Comment by l3iggs (l3iggs) - Tuesday, 06 January 2015, 22:45 GMT
Dear pacman/makepkg devs,

The regression that is the removal of the --asroot option is frustrating for me when trying to use `makepkg -si` in an unattended way in my docker container (where every command is generally run as the root user).

Please reinstate --asroot and let me decide for myself what risks I would like to take with my hardware and software instead of making those decisions for me.
Comment by Allan McRae (Allan) - Tuesday, 06 January 2015, 23:11 GMT
No.
Comment by Mathias Steiger (mathiassteiger) - Saturday, 24 January 2015, 18:14 GMT Comment by Allan McRae (Allan) - Sunday, 25 January 2015, 00:08 GMT
Run makepkg sudoing to the nobody user and give the nobody user permission to use pacman without a password. Then you never need to type your password.
Comment by Noah Brecht (NoahB) - Thursday, 09 February 2017, 17:25 GMT
Here's my take on this:

I completely agree with the motives behind removing --asroot. Running as 'root' is dangerous as the build process can add/change/delete any part of your system. The build process does not require 'root' access, only the install.

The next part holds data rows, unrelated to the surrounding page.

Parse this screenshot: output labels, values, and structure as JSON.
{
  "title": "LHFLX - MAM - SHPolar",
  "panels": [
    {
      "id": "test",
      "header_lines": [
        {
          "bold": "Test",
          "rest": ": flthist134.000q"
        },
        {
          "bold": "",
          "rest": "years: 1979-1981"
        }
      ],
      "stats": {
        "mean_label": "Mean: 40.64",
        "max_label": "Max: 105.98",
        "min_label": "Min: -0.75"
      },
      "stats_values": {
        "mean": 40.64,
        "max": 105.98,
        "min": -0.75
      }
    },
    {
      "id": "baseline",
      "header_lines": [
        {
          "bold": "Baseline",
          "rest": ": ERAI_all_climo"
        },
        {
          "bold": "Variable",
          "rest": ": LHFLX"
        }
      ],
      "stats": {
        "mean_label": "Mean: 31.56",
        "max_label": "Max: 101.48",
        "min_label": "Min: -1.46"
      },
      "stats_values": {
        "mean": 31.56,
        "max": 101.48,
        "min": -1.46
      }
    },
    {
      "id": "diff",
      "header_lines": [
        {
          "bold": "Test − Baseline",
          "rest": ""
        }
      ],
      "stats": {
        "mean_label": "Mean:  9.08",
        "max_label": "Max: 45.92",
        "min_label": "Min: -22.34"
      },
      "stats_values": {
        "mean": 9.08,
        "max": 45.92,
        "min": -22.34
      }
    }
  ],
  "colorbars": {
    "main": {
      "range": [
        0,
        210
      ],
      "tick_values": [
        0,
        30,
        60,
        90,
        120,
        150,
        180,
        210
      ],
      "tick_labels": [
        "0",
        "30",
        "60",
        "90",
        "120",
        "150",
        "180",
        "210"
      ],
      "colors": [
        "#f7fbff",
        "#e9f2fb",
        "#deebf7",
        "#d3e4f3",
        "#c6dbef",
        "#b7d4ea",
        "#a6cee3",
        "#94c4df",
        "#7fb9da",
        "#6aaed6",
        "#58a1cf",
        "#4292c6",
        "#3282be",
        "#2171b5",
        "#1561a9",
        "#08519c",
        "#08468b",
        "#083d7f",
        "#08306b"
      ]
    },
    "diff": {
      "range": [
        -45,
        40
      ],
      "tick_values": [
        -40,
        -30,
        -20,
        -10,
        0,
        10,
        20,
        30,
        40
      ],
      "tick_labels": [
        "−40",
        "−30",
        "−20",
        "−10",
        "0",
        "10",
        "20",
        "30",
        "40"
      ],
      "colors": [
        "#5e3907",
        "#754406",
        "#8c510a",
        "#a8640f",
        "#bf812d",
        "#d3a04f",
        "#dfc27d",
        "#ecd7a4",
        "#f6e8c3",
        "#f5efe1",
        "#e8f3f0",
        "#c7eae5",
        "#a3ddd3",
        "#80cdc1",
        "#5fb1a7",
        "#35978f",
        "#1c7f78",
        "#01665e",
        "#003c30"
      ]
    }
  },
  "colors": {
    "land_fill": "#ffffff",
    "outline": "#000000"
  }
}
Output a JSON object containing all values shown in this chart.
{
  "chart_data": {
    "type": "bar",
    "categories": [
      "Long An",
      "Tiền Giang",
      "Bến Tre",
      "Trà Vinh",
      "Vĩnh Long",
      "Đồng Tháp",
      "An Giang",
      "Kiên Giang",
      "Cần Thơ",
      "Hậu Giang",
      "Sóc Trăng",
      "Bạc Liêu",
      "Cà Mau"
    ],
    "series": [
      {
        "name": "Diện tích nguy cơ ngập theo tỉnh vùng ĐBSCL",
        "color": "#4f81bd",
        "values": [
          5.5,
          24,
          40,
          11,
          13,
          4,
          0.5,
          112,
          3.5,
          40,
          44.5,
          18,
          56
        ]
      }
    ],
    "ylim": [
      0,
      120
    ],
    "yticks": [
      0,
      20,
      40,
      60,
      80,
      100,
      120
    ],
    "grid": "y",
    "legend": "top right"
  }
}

I do not believe that --asroot should be removed. I consider it a regression, and believe that it contradicts the 'Arch Way.' I understand that there is little to no benefit in --asroot (I have never had to use it), and that it is a security risk. I see no benefit in --asroot, but the 'Arch Way' states that the user should have full control of their system. Because 'makepkg' is part of the core of the build system, I believe it should follow the 'Arch Way', i.e. Let the user decide how to run it. The user should be allowed to make whatever decision they want to make with their system, even if it will destroy their system (pacman -R systemd; reboot). Considering that --asroot has to be manually added to the command line, it should be clear the the user *wants* to run --asroot even though it is a security risk.